Kunyi

Kunyi June Anne McInerney, Kunyi, Magabala Books, June 2021, 60 pp., RRP $24.99 (hbk), ISBN 9781925936575

Kunyi was born in Todmorden Station near Oodnadatta in South Australia. Her grandmother, who could only speak her native language, Yankunytjatjara, was her teacher. When Kunyi was four years old, she was taken from her family to a nearby mission where she was given a white name, told to speak English, and forbidden to even go to the side of town closest to her real home. This book is an account of her memories.

Many small details are remembered vividly. For instance, instead of sheets, she had rags on her bed. For a long time, she wet the bed every night. Sister Bullpit was the main one in charge, and when children were considered to have been too naughty, they were force-fed a mouthful of mustard. It wasn’t unusual to be made to stand facing into a corner for a whole day if you weren’t paying attention to what the missionaries said. Kunyi saw her mother only four times during those five years at the mission. For one of these times, they went on an excursion where the gibber plain was so hot it burned the children’s feet. Their mothers had to find cardboard to tie on their children’s feet.

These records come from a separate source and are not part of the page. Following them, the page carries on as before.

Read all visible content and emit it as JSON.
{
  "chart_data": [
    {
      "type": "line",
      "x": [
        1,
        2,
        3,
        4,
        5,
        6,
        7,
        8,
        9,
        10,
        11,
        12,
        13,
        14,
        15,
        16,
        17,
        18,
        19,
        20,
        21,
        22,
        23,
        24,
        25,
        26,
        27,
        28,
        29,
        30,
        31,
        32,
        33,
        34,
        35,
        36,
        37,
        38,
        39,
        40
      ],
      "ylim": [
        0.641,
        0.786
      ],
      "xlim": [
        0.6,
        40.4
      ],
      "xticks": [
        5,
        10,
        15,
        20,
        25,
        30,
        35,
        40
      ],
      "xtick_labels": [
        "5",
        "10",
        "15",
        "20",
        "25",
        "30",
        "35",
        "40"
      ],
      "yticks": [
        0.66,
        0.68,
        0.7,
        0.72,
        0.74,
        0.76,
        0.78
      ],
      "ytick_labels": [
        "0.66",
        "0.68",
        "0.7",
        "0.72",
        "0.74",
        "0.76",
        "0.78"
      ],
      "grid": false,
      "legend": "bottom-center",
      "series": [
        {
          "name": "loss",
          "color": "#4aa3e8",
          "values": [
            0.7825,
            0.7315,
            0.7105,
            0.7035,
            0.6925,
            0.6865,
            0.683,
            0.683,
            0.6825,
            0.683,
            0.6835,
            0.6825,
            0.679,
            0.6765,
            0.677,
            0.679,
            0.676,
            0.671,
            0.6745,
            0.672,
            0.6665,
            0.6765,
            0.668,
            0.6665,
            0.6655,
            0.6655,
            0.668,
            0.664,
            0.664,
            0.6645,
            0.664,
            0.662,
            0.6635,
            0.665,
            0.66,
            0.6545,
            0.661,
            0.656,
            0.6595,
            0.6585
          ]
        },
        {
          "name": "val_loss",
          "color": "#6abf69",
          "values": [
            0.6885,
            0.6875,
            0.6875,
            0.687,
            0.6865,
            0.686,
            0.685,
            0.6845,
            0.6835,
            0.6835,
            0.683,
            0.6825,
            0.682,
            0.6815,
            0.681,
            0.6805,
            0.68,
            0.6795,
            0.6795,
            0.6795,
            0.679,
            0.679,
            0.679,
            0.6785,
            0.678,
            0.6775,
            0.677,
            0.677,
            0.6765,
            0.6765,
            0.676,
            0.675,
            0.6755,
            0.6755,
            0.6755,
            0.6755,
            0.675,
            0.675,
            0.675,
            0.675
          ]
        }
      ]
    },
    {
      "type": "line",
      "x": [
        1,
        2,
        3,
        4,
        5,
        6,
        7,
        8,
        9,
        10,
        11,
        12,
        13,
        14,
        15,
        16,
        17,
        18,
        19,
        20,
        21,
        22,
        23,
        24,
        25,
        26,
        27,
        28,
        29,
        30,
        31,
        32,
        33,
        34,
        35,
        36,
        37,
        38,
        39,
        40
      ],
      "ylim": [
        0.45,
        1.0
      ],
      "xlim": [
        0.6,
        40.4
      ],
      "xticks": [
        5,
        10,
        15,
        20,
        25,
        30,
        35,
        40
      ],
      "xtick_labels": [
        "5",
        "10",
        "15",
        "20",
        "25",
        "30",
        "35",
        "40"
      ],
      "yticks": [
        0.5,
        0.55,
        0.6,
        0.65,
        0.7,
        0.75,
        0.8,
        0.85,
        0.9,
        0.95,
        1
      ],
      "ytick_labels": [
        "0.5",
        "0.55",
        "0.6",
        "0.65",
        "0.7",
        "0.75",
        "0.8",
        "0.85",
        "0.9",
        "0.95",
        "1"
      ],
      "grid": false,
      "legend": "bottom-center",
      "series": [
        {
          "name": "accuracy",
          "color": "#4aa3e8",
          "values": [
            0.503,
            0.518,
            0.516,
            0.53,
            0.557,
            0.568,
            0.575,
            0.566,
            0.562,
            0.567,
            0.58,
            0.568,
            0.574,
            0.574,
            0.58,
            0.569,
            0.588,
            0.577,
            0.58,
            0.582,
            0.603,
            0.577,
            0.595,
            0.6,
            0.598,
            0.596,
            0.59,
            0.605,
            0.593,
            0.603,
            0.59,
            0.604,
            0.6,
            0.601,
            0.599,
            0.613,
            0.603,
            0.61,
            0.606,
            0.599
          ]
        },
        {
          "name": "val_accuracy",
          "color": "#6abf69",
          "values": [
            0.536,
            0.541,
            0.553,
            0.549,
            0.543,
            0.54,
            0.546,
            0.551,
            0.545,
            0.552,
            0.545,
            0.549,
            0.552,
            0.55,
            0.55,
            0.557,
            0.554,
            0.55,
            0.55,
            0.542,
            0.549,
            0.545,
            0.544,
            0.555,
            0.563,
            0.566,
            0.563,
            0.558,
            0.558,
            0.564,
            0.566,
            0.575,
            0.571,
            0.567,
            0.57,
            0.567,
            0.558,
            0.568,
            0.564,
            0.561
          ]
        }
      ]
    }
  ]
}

There are many brief and amusing tales of secretly reading books at night, capturing ‘devil-devil lizards’, visits by swarms of butterflies, flooding rain, fun at the local swimming hole, cattle drives and stray camels going by, a cocky that learned to swear in Yankunytjatjara, and Uncle Yami who was blinded by the Maralinga atomic blasts. Kunyi was spirited away from the mission when she was nine and didn’t see her mother again until she was twenty-one. Her mother lost nine children in this way.

As a nation we need these stories. Those who were taken need to tell their stories. If we listen, then perhaps we will come closer to facing Australia’s history of both shame and resilience. The illustrations, all oil paintings on canvas, are bold and expressive, managing to be both hilarious and shockingly truthful at the same time. I loved this art, and this story, especially for its matter-of-fact tone and innate humour.

Recommended for readers from three years to one hundred and three years.